When the police officer arrived I told him the situation and he nodded. “It’s unfortunate, but I will have to write you a ticket.”
“I understand.” I glanced at my car as the severity of what could have happened sunk in.
He asked if I needed an ambulance. “You look like you may have a concussion.”
I didn’t want to cause a scene and declined. “You need to see a doctor.” My husband rubbed my shoulder.
Shooting pain seared from my neck through my fingertips, but I kept thinking I needed to get back to work so I argued. We went back-and-forth until my husband agreed to skip the ambulance and drive me himself. “It’ll save us money and give me peace-of-mind,” he said.
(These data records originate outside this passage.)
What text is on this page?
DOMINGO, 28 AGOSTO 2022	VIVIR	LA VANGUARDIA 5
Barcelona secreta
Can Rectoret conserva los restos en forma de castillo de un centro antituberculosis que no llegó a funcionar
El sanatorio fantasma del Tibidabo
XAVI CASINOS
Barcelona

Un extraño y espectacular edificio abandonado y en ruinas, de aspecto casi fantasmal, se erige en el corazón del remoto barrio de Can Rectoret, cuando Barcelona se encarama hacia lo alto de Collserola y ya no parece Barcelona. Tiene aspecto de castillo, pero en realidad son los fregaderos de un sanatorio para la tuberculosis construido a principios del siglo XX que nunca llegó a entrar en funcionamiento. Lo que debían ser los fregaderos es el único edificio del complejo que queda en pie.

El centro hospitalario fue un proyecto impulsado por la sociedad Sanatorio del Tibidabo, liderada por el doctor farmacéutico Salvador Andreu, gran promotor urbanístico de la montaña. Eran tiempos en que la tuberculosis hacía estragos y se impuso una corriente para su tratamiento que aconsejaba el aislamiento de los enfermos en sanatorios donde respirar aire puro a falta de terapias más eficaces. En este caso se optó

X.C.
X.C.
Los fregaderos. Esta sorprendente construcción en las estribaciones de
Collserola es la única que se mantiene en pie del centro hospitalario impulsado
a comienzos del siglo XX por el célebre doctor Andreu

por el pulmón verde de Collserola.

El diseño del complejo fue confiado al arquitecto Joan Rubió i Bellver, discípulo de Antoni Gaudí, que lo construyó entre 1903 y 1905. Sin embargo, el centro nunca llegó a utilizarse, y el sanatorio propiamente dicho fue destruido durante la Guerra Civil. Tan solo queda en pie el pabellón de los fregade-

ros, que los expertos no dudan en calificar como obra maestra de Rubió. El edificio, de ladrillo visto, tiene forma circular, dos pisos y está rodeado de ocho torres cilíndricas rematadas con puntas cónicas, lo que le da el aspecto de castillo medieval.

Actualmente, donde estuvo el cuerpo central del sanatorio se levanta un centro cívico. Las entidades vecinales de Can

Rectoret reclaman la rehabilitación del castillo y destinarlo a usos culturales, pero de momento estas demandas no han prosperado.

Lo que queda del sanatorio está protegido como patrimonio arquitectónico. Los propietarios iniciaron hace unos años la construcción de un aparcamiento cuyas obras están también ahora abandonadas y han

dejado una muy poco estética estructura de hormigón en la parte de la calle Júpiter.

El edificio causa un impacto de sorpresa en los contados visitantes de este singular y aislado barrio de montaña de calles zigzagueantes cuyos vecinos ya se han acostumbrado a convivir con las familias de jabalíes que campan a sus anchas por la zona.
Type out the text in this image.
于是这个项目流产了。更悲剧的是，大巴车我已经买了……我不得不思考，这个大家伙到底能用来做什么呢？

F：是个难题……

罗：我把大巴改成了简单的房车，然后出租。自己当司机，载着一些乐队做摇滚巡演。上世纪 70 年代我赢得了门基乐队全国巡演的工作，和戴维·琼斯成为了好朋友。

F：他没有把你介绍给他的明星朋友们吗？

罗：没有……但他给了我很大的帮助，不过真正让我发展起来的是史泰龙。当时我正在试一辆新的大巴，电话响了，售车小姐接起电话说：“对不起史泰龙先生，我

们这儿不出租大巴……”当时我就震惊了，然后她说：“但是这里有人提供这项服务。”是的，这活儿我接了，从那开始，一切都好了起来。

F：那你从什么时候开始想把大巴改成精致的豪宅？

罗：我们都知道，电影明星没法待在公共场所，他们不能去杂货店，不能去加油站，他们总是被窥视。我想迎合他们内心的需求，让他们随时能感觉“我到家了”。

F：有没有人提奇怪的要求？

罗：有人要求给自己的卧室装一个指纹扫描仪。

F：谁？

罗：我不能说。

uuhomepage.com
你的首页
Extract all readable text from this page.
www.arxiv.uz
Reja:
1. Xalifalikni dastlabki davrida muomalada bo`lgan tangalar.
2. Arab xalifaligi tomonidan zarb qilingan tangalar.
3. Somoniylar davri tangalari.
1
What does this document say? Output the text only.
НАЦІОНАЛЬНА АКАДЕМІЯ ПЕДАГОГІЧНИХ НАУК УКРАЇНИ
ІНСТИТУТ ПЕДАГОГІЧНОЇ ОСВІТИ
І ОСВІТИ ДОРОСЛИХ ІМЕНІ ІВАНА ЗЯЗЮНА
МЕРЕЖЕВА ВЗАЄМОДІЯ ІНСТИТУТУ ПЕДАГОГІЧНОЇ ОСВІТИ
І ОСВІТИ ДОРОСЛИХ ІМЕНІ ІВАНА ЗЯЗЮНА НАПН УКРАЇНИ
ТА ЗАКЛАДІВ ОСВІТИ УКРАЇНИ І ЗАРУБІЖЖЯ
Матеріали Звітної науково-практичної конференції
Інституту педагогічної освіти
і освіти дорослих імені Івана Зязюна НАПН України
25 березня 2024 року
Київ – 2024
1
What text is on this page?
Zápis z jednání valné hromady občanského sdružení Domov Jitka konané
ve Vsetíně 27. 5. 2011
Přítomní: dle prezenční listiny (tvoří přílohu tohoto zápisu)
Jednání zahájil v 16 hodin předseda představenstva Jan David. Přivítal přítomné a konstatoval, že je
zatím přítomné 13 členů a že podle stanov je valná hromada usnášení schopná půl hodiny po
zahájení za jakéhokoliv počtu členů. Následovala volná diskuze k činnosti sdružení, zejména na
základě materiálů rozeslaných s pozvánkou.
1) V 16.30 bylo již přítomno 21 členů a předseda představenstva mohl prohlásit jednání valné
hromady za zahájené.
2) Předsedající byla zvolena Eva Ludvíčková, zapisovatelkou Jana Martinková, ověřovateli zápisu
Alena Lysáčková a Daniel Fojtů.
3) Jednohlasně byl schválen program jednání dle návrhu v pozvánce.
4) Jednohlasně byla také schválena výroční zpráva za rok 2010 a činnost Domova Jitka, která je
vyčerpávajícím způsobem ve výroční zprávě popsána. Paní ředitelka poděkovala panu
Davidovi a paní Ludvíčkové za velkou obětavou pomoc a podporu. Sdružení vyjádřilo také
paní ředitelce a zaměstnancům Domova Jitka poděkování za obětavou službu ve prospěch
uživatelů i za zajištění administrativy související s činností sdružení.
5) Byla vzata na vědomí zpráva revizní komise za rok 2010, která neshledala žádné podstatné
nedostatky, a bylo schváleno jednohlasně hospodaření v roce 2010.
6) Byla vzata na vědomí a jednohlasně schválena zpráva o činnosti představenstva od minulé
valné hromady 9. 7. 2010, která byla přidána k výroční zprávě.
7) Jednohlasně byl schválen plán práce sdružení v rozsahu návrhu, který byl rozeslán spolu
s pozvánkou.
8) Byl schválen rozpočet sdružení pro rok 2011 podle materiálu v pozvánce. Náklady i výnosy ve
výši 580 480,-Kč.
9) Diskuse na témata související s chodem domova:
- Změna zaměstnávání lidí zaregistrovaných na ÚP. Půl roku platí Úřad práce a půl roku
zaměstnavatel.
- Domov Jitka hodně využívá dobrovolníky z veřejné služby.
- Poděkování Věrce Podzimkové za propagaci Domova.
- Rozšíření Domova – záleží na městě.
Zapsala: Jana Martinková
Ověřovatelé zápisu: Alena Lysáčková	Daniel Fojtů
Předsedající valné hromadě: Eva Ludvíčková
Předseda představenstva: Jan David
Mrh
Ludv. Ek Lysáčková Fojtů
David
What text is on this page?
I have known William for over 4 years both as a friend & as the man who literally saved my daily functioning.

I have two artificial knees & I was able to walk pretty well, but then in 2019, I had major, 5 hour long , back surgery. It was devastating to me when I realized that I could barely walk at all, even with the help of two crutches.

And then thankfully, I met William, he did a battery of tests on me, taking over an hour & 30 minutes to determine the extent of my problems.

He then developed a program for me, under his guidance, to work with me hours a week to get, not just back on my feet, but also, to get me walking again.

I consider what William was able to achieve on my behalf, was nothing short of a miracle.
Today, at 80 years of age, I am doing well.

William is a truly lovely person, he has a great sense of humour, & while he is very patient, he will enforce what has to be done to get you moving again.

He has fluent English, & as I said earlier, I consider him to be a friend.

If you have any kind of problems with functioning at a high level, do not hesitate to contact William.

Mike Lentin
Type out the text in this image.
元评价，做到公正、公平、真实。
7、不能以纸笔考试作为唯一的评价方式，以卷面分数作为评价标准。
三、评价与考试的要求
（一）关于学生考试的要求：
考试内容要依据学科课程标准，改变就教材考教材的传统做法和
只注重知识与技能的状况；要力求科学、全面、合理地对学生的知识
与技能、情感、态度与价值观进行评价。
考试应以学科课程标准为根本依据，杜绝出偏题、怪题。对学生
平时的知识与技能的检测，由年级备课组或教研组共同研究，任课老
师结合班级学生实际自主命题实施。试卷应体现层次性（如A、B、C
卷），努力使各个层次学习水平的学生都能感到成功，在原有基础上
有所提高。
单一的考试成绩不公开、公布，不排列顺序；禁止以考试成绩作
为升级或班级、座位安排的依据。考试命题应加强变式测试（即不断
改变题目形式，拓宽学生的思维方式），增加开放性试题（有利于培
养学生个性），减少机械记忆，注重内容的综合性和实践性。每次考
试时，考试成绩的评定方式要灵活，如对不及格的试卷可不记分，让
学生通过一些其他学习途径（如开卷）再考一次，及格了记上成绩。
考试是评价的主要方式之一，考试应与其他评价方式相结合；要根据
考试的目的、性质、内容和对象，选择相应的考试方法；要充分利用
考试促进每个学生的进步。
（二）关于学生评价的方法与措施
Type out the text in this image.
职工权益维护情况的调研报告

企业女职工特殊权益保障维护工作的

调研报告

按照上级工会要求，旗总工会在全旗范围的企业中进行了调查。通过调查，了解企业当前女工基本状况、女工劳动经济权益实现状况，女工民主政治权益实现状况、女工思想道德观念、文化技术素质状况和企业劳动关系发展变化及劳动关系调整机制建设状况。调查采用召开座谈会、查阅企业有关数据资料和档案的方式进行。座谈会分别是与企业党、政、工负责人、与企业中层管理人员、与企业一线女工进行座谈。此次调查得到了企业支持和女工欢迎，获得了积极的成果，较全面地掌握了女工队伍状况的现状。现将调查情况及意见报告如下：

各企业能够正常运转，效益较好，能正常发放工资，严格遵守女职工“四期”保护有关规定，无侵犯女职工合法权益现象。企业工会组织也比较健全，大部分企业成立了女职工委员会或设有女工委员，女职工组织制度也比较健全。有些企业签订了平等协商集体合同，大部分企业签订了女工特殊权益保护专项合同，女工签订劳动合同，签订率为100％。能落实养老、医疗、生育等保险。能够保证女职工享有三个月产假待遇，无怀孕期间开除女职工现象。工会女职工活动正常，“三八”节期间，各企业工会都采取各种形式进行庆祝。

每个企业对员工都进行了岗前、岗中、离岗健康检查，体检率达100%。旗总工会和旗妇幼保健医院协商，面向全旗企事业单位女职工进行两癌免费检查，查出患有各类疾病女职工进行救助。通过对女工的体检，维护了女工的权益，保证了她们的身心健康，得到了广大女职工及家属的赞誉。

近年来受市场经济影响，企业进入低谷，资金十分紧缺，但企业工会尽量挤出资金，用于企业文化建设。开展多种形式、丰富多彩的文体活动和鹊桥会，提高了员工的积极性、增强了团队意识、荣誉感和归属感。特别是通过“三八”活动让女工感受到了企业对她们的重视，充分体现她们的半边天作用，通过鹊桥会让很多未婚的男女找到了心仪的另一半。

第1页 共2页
The officer finished taking everyone’s statements. He scolded the garbage truck drive and fined him. Then he saw us off to the E.R. where we waited for hours. When I was finally seen I was diagnosed with a slight head injury, a bad sprain, and potential nerve damage. It could have been worse but I was a bit shaken. “I’m a writer. I need both hands,” I said.
“You can take some time off.” My husband kissed my head.
Going home magnified all the issues that followed. Simple tasks became a battle. I mourned my inability to hold my son without pain, to do menial tasks that we often take for granted. A couple of times I tried to write, but my head and my hands just couldn’t do it. Everything felt like it was slipping away from me even though I had my children, my husband, and the support of my friends and family.
I needed time to heal. That was the hardest aspect of the entire situation: accepting the need to just take time off and rest.
I’m not good at sitting still. Not at all.
The first week was the toughest. The second offered some relief. After a month, I started to feel like myself again. Some pains remained, but by Halloween I was writing through every ache and submitting new material like crazy. I met all of my deadlines and got back into my usual routine.
Thanksgiving remind me of all the joys in my life: hugs, kisses, laughter; family. The power of healing is a slow process, but time truly gave me back all the things I had missed and some new insights. I had survived being hit by a garbage truck, how many people can say that?